Как видно из предыдущего примера, персонажам «Диких животных сказок» присуща двойственность, слияние в них животных и человеческих черт. В соответствии с этой схемой персонаж одновременно принадлежит и к животному, и к человеческому миру, причем ни одна из этих сторон не является первичной. Характеризуя это устройство мира «Диких животных сказок», А. С. Ватутина справедливо отмечает: «Смешивая антропоморфное с зооморфным, Л. Петрушевская задает занимательный ребус своему читателю, который с удовольствием находит разгадку жизни героев то в присущем данным животным поведении, то в типичных чертах описываемого социального типажа» [4, с. 222]. По мнению Н. В. Васильевой, такое тесное переплетение человеческого и животного миров для понимания цикла Петрушевской является принципиальным: если при чтении сказок попытаться абстрагироваться от одного из аспектов, то «художественного впечатления не будет, поскольку элементы человеческого мира слиты с элементами животного» [3, с. 79]. Эта специфическая трактовка двоемирия находит прямое выражение в именах персонажей, которые всегда состоят из номинации биологического вида и человеческого имени [2, с. 92].
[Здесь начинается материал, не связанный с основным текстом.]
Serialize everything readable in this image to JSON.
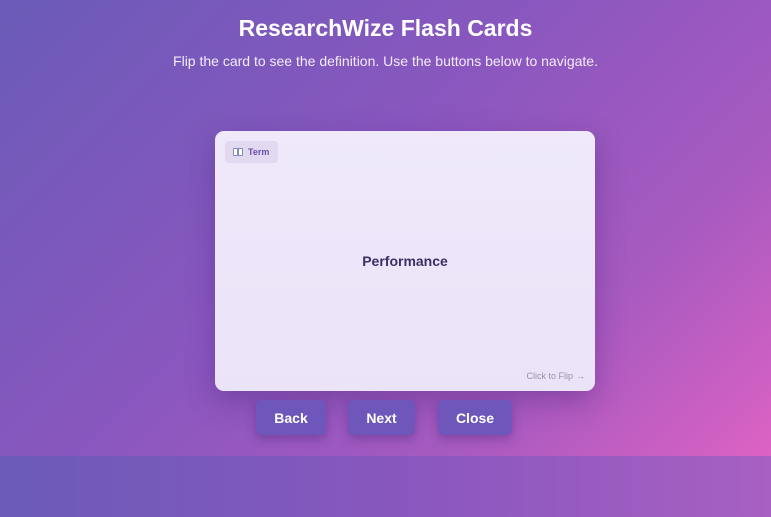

Впрочем, подход, в основе которого лежит представление о двоемирии и двойственной природе каждого персонажа, несколько упрощает картину, поскольку в рассматриваемом цикле часто возникают гораздо более сложные и насыщенные смысловые «узлы», которые являются результатом взаимодействия не только двух планов, но и разнообразных аллюзий и коннотаций, а также внутритекстовых связей.

Так, в некоторых случаях смысловой синкретизм возникает не только на уровне конкретных текстов, но и на уровне цикла в целом. В качестве примера можно привести отношения между собакой Гуляшом и многочисленным семейством блох, которые в животном мире проживают на нем. Эти отношения сами по себе достаточно понятны и даже предсказуемы (блохи, будучи паразитами, нуждаются в хозяине, то есть живом организме, от которого они получают необходимое им для жизни, а хозяин пытается избавиться от них, поскольку они причиняют ему дискомфорт и страдания). Синкретизм возникает в результате множества разнородных образных, метафорических проекций этих отношений в человеческую сферу.

Например, собака Гуляш в некоторых случаях осмысляется как транспортное средство семьи блох: В это время на своей собаке Гуляше проезжала блоха Лукерья с семьей… [14, с. 41]. Уже в этом примере нет абсолютной однозначности роли: выражение своя собака естественно понимать как указание на домашнего питомца, и оно предполагает наличие владельца; однако в описываемой ситуации Гуляш используется в качестве транспортного средства. В другом эпизоде, в котором блоха дядя Степа бросает семью и уходит к пиявке Дусе по кличке Сосо, собака Гуляш уже однозначно характеризуется как средство передвижения: …он ушел, бросив все: детей, внуков, правнуков, праправнуков etcetera (10 поколений в месяц), налаженный дом, дачный участок, транспортное средство, т. е. собаку Гуляша, а также друзей гиены Зои, к которым ходили каждый уик-энд на кровяную колбасу [14, с. 202].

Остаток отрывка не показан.